Julio vivió su juventud en un país en ebullición, en medio de una revolución por los derechos civiles y laborales, y la nacionalización de las minas, gobernado por el MNR, con Víctor Paz Estensoro. Hasta que, en noviembre de 1964, el vicepresidente, el general René Barrientos, dio un golpe de estado.
En ese nuevo escenario, ser representante sindical era asumir una condena anticipada. Llanos verá a muchos de sus compañeros morir bajo la represión estatal, escuchará gritos desde las carceletas del Ministerio de Gobierno, sabrá del miedo en las miradas de madres y esposas. Pensar colectivamente era una amenaza. La persecución era constante, las detenciones arbitrarias, las torturas una normalidad. Para muchos, la organización significaba la cárcel, el exilio o la muerte. Para Julio será el principio de un compromiso que marcará toda su vida.
—Mi padre era un hombre muy tenaz, cuando comenzaba algo, lo terminaba. Su rebeldía ante las dictaduras se expresaba como un servicio a la sociedad, era terrible en sus convicciones —dice su hijo Ramiro Llanos.

Una carrera sin treguas
Tras el golpe de estado encabezado por Barrientos, los mineros bolivianos se convirtieron en blanco prioritario de la represión estatal. Su abierto respaldo a la guerrilla del Che Guevara —que Barrientos aplastó brutalmente en 1967 en Ñancahuazú— los colocó en la primera línea de fuego de un régimen que no toleraba disidencias.
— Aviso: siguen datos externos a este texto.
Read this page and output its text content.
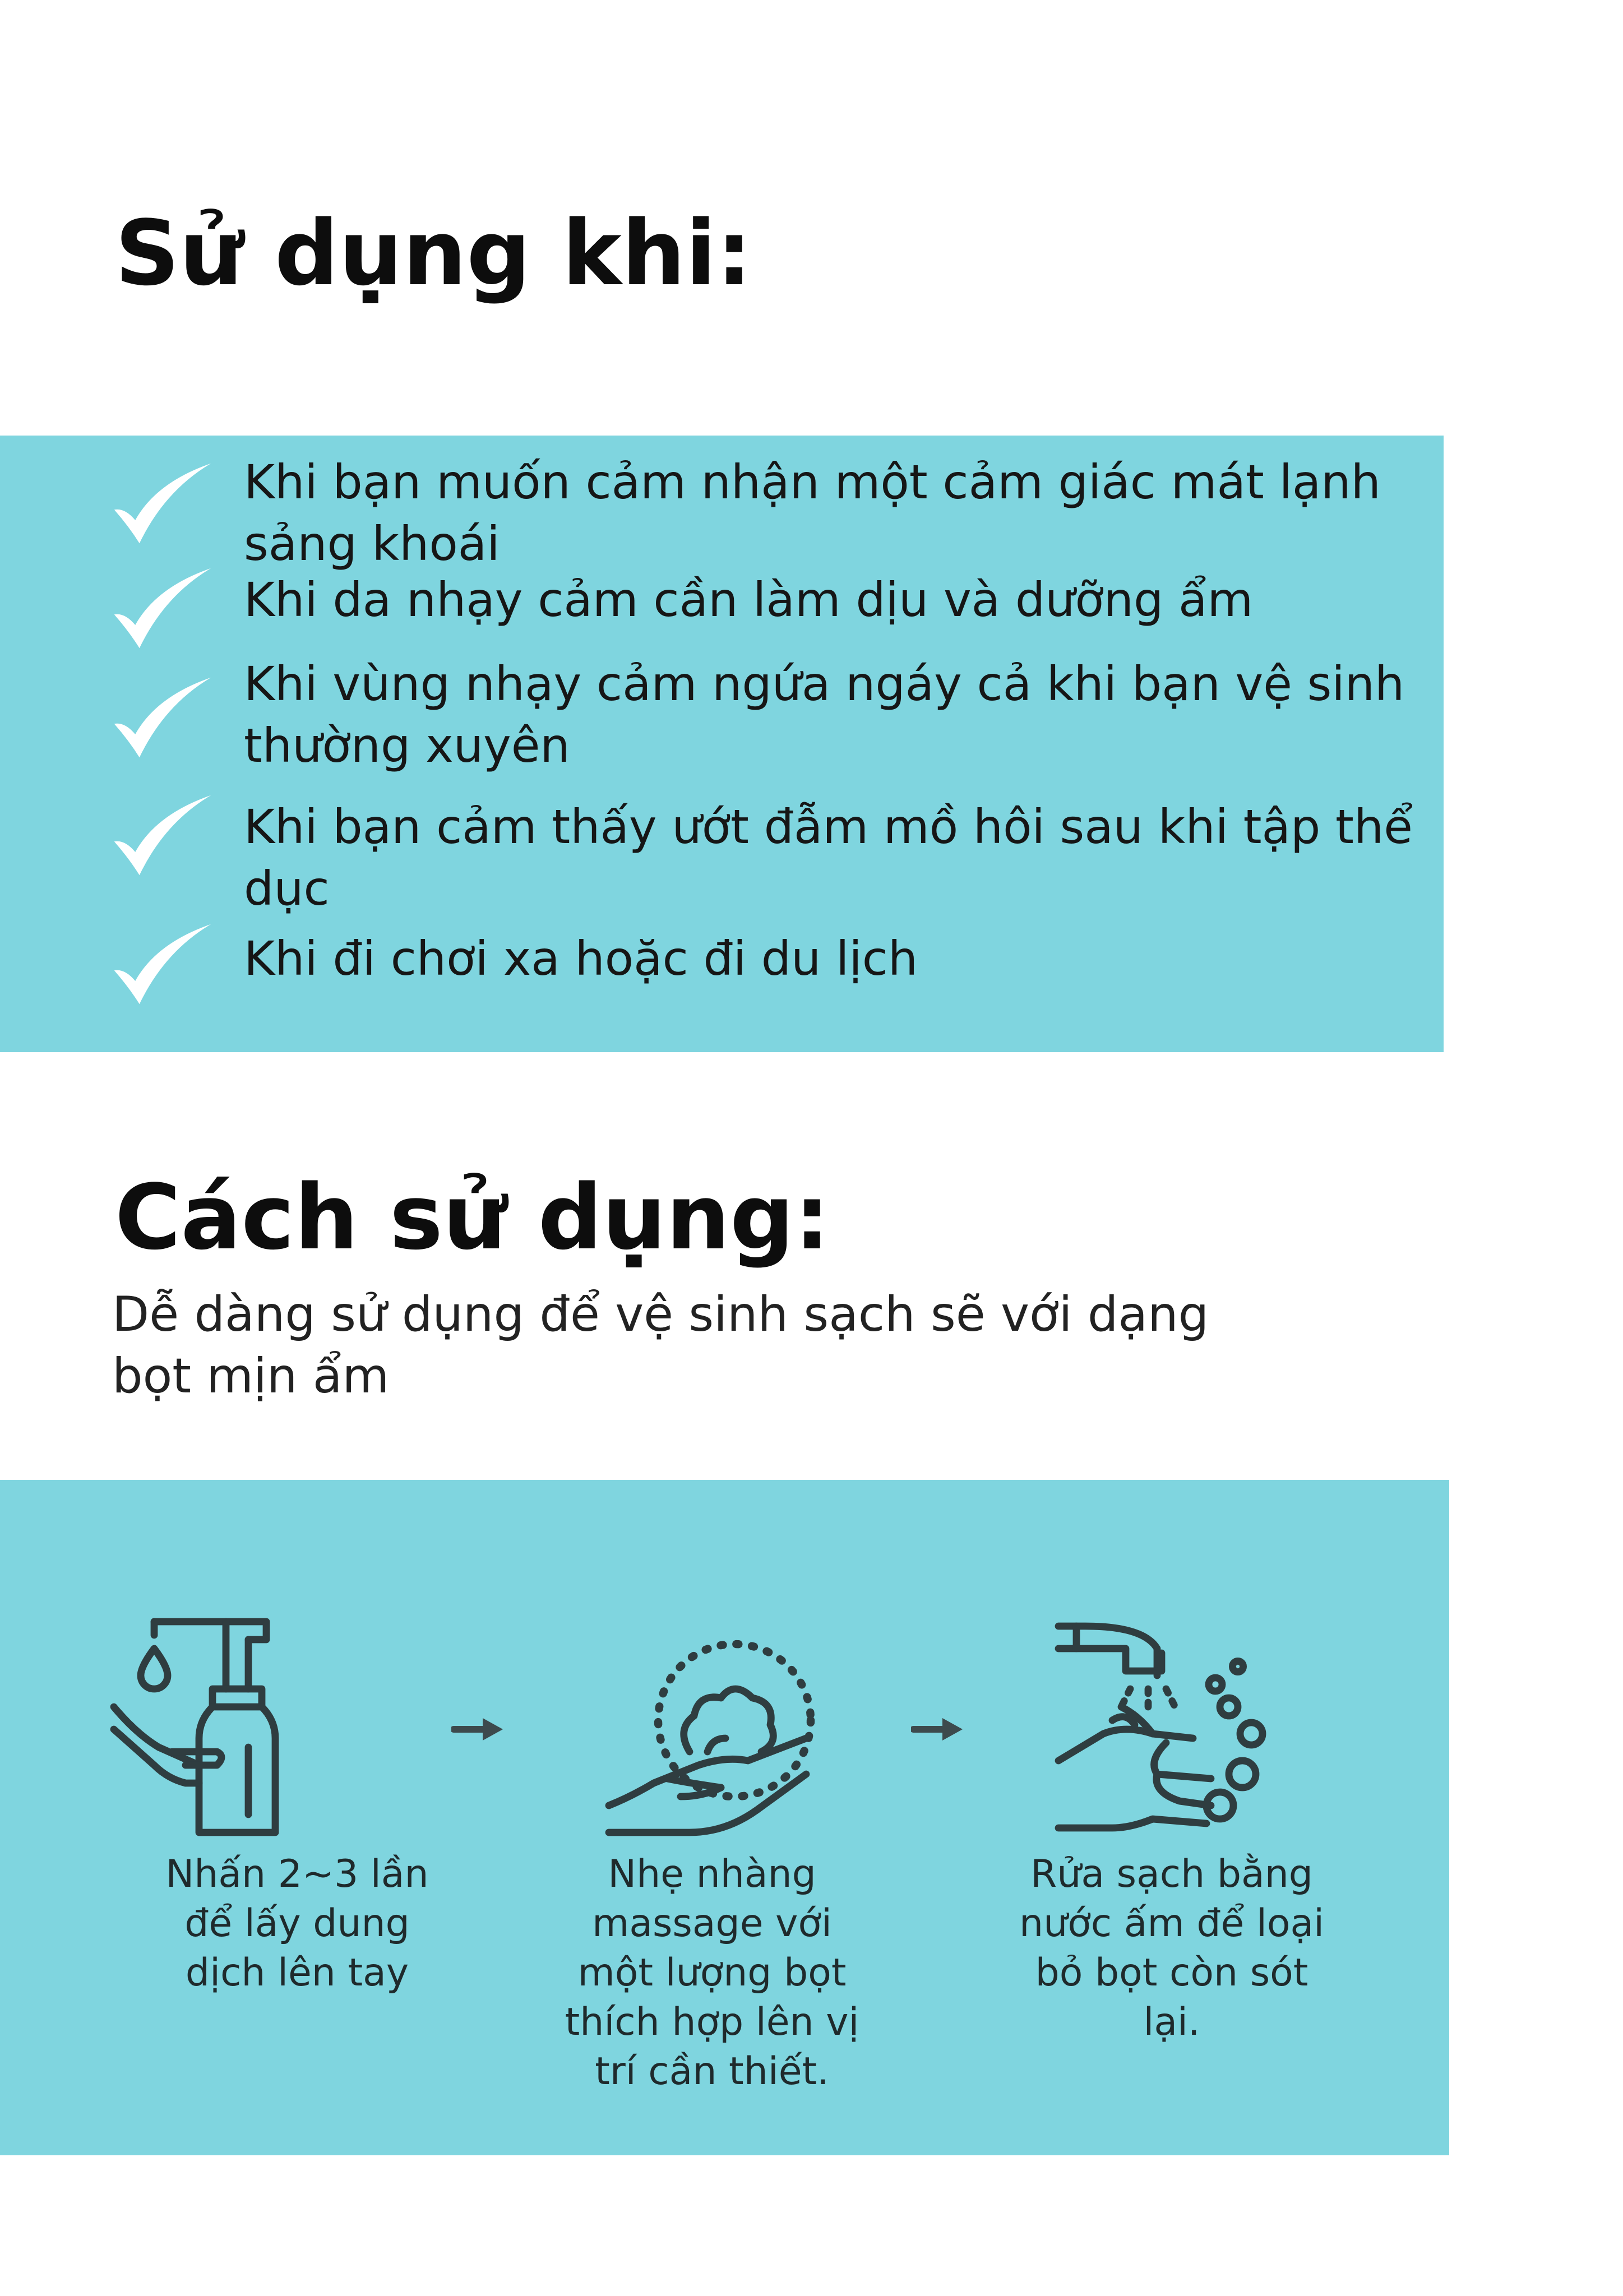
Sử dụng khi:
Khi bạn muốn cảm nhận một cảm giác mát lạnh sảng khoái
Khi da nhạy cảm cần làm dịu và dưỡng ẩm
Khi vùng nhạy cảm ngứa ngáy cả khi bạn vệ sinh thường xuyên
Khi bạn cảm thấy ướt đẫm mồ hôi sau khi tập thể dục
Khi đi chơi xa hoặc đi du lịch
Cách sử dụng:

Dễ dàng sử dụng để vệ sinh sạch sẽ với dạng bọt mịn ẩm

Nhấn 2~3 lần để lấy dung dịch lên tay

Nhẹ nhàng massage với một lượng bọt thích hợp lên vị trí cần thiết.

Rửa sạch bằng nước ấm để loại bỏ bọt còn sót lại.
Los centros mineros, motores del desarrollo económico del país, fueron convertidos en zonas militarizadas. La presencia del ejército se hizo asfixiante y la represión sistemática. La noche del 24 de junio de 1967, durante la festividad de San Juan, el régimen de Barrientos escribiría una de las páginas más oscuras de su dictadura: la masacre en los campamentos de Catavi y Siglo XX. Sin previo aviso, las tropas ingresaron y abrieron fuego contra obreros y sus familias, en una operación militar destinada a desarticular cualquier intento de organización o resistencia.
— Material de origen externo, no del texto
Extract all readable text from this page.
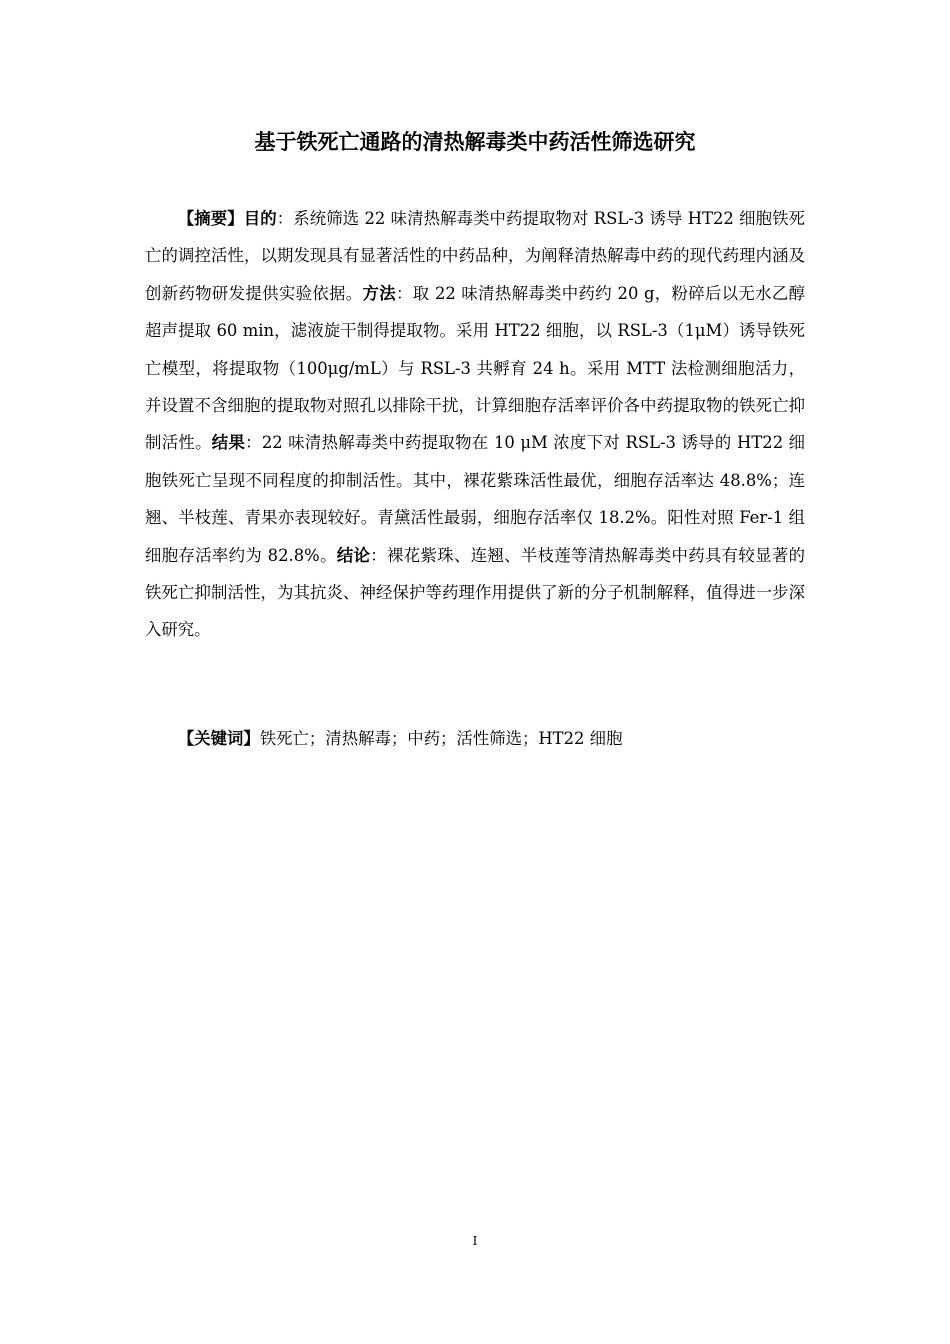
基于铁死亡通路的清热解毒类中药活性筛选研究

【摘要】目的：系统筛选 22 味清热解毒类中药提取物对 RSL-3 诱导 HT22 细胞铁死亡的调控活性，以期发现具有显著活性的中药品种，为阐释清热解毒中药的现代药理内涵及创新药物研发提供实验依据。方法：取 22 味清热解毒类中药约 20 g，粉碎后以无水乙醇超声提取 60 min，滤液旋干制得提取物。采用 HT22 细胞，以 RSL-3（1μM）诱导铁死亡模型，将提取物（100μg/mL）与 RSL-3 共孵育 24 h。采用 MTT 法检测细胞活力，并设置不含细胞的提取物对照孔以排除干扰，计算细胞存活率评价各中药提取物的铁死亡抑制活性。结果：22 味清热解毒类中药提取物在 10 μM 浓度下对 RSL-3 诱导的 HT22 细胞铁死亡呈现不同程度的抑制活性。其中，裸花紫珠活性最优，细胞存活率达 48.8%；连翘、半枝莲、青果亦表现较好。青黛活性最弱，细胞存活率仅 18.2%。阳性对照 Fer-1 组细胞存活率约为 82.8%。结论：裸花紫珠、连翘、半枝莲等清热解毒类中药具有较显著的铁死亡抑制活性，为其抗炎、神经保护等药理作用提供了新的分子机制解释，值得进一步深入研究。

【关键词】铁死亡；清热解毒；中药；活性筛选；HT22 细胞

I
Ante el riesgo de ser encarcelados o asesinados, muchos jóvenes no vieron otra opción que el exilio. Algunos partieron rumbo a Cuba, otros encontraron refugio en Suiza. Julio Llanos viajó a la China comunista de Mao Tse Tung, donde permaneció durante nueve meses, inmerso en una experiencia que marcaría profundamente su visión del mundo.
—Ni siquiera sabía a dónde lo llevaban. Cuando estuvo en Francia, se comunicó con mi mamá. Estaba a merced de otras personas— recuerda su hijo.
De su estadía en China se sabe poco, pero fue una etapa decisiva en su formación. No fue una casualidad que llegara allí: su viaje fue posible gracias a las gestiones del “Motete” Zamora, entonces líder del Partido Comunista de Bolivia, quien mantenía estrechos vínculos con sus pares asiáticos. Durante los nueve meses que pasó en ese país, Julio Llanos no solo se empapó de ideología y pensamiento político en intensas jornadas de formación, sino que también aprendió enfermería, una herramienta que más tarde se volvería vital. De regreso en Bolivia, ese conocimiento le permitió curar a sus compañeros —y a sí mismo— cuando las torturas los dejaban al borde del colapso, o cuando la enfermedad los azotaba en la clandestinidad o el encierro.
Julio Llanos volvió de China esquivando controles y resguardándose en la sombra. El régimen de René Barrientos aún mantenía viva la maquinaria represiva que perseguía implacablemente: la cárcel, la tortura y, en no pocos casos, la muerte eran el destino reservado para quienes se atrevían a pensar distinto.
El brazo represivo alcanzó a Llanos. Fue detenido y encarcelado. Pasó meses tras las rejas hasta que un giro inesperado cambió su suerte. En abril de 1969, Barrientos murió en un extraño y nunca esclarecido accidente de helicóptero. Con el vacío de poder, asumió provisionalmente la presidencia su vicepresidente, Luis Adolfo Siles, pero su mandato fue efímero.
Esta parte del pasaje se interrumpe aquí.